Turkey on many occasions has contested the Greek Cypriot administration's unilateral drilling activity for gas in the Eastern Mediterranean, saying Turkish Cypriots also have rights to the resources around the area.

According to the Greek Ekathimerini newspaper, Greek Cypriot Minister of Energy, Commerce, Industry and Tourism Yiorgos Lakkotrypis and Egypt's Oil Minister Tarek El-Molla signed an agreement on Wednesday for the construction of a sub-sea pipeline to export natural gas from Cyprus to Egypt. The pipeline will transfer natural gas from the island's Aphrodite natural gas field to a liquefaction plant based in the town of Edku in Egypt's Beheira governorate.

Cyprus was divided into a Turkish Cypriot state in the north and a Greek Cypriot administration in the south after the 1974 military coup was followed by violence against the island's Turkish people, and Turkey's intervention as a guarantor power.
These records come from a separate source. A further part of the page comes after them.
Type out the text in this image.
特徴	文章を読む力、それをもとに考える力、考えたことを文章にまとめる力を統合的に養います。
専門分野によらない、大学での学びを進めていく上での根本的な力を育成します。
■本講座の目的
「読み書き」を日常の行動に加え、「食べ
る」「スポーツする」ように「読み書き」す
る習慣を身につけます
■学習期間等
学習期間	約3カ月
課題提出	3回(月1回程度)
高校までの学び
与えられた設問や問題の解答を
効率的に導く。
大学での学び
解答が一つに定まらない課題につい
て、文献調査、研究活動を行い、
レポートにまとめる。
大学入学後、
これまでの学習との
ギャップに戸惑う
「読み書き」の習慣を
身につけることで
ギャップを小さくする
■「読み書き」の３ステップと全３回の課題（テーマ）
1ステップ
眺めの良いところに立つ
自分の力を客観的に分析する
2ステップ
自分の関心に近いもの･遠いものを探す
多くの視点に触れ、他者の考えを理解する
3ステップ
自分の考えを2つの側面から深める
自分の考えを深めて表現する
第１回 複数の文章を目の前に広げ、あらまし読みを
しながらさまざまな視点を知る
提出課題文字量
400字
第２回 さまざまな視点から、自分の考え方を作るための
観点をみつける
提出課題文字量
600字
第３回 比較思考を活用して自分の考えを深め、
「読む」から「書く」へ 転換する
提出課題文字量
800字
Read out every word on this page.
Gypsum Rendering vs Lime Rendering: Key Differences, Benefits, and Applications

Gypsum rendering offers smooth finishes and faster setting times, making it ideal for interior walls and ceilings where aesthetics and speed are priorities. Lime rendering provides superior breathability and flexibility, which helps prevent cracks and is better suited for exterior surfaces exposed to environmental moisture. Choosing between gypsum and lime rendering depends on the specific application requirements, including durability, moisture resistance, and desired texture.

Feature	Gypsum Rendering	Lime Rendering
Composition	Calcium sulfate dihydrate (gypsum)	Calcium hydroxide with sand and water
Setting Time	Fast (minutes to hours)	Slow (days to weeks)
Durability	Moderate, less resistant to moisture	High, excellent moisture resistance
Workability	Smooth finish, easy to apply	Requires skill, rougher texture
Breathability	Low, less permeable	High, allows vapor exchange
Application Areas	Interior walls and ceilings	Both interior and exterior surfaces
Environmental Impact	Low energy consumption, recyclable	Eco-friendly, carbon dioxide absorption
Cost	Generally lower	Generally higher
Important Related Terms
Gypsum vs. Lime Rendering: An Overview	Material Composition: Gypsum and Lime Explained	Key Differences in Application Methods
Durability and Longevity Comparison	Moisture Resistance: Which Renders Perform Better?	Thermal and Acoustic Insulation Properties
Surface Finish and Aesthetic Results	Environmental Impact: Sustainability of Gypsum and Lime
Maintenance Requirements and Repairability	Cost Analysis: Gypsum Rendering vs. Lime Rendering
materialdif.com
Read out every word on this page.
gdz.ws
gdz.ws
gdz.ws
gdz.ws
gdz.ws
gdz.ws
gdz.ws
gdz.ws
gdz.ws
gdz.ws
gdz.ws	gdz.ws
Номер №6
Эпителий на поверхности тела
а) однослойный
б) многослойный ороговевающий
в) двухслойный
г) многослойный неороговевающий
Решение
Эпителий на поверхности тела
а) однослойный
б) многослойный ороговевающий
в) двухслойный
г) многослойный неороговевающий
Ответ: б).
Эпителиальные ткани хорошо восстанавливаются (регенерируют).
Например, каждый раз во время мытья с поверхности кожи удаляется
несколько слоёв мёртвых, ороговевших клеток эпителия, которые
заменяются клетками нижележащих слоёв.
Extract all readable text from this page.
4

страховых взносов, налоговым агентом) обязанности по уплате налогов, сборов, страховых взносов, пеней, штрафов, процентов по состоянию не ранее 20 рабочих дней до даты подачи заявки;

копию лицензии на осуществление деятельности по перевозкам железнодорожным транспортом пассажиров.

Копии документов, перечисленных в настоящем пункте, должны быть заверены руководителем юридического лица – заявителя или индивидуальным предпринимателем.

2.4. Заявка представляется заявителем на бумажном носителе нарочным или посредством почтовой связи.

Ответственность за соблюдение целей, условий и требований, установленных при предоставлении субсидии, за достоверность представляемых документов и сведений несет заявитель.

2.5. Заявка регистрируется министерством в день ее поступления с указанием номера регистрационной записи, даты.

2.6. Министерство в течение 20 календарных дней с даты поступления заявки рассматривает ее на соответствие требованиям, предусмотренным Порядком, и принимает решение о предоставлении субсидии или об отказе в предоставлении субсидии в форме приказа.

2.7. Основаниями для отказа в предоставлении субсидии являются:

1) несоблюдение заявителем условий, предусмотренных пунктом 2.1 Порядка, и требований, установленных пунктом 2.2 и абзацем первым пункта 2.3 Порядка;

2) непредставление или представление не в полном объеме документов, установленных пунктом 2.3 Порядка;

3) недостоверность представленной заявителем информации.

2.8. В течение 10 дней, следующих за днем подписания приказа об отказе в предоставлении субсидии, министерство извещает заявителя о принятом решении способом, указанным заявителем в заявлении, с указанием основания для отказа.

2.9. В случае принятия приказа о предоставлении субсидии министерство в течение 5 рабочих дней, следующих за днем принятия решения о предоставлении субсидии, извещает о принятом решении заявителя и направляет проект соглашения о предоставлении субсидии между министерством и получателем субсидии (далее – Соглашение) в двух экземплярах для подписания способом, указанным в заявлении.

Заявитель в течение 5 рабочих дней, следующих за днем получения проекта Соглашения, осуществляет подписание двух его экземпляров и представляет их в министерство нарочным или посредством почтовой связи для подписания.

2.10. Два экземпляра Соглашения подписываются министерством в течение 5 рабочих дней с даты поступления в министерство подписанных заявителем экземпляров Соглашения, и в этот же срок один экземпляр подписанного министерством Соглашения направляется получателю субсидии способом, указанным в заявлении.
Negotiations over Cyprus resumed after a 2004 UN-backed Annan Plan to reunify the Turkish Cypriot and Greek Cypriot communities.

The reunification talks - brokered by UN Special Cyprus Envoy Espen Barth Eide - were launched in May 2015 to discuss a permanent settlement for the divided Mediterranean island.

The status of the island remains unresolved in spite of a series of discussions that resumed in May 2015.

There has been an on-and-off peace process over recent years, the latest failed initiative having taken place in Crans-Montana, Switzerland in July 2017 under the auspices of guarantor countries Turkey, Greece and the U.K., collapsing earlier this year.

Turkey, in its capacity as a guarantor on the island, has also strengthened its presence in the Mediterranean Sea with its seismic and drilling vessels - the Barbaros Hayrettin Paşa, Oruç Reis and Fatih.

The Fatih vessel will conduct its first drilling in the Mediterranean in the next few months, the minister revealed.

This drilling is based on success in Turkey's exploration and production industry, which has spent over $10 billion in the past 16 years.

"The exploration and production industry is creating $5 billion in value with its subsidiary industries today, but our potential is far above that," he said.

"We prevented imports of $20 billion in return for these investments; however, we are not at the point we want to be," he added. Dönmez also vowed that domestic production would increase to support a strong economy and encourage more energy independence by utilizing Turkey's local resources.

Vowing that they will conduct more exploration and drilling, Dönmez said, "From this point of view, we have taken important steps recently toward increasing the exploration and production of hydrocarbons." We will unabatedly continue to work to change the color and destiny of this game, he added.

Pointing out that they resumed oil exploration activities in northern and southern border regions this year for the first time in 35 years, Dönmez said that they have collected gravity data from the air for the first time in Turkey and sampled rocks to update the region's geological map.

"We have made significant progress in unconventional works we initiated in Thrace and southeastern Anatolia. To determine and commercialize our non-conventional potential, we continue to make technology-intensive investments in this area through both private and public sectors," the minister concluded.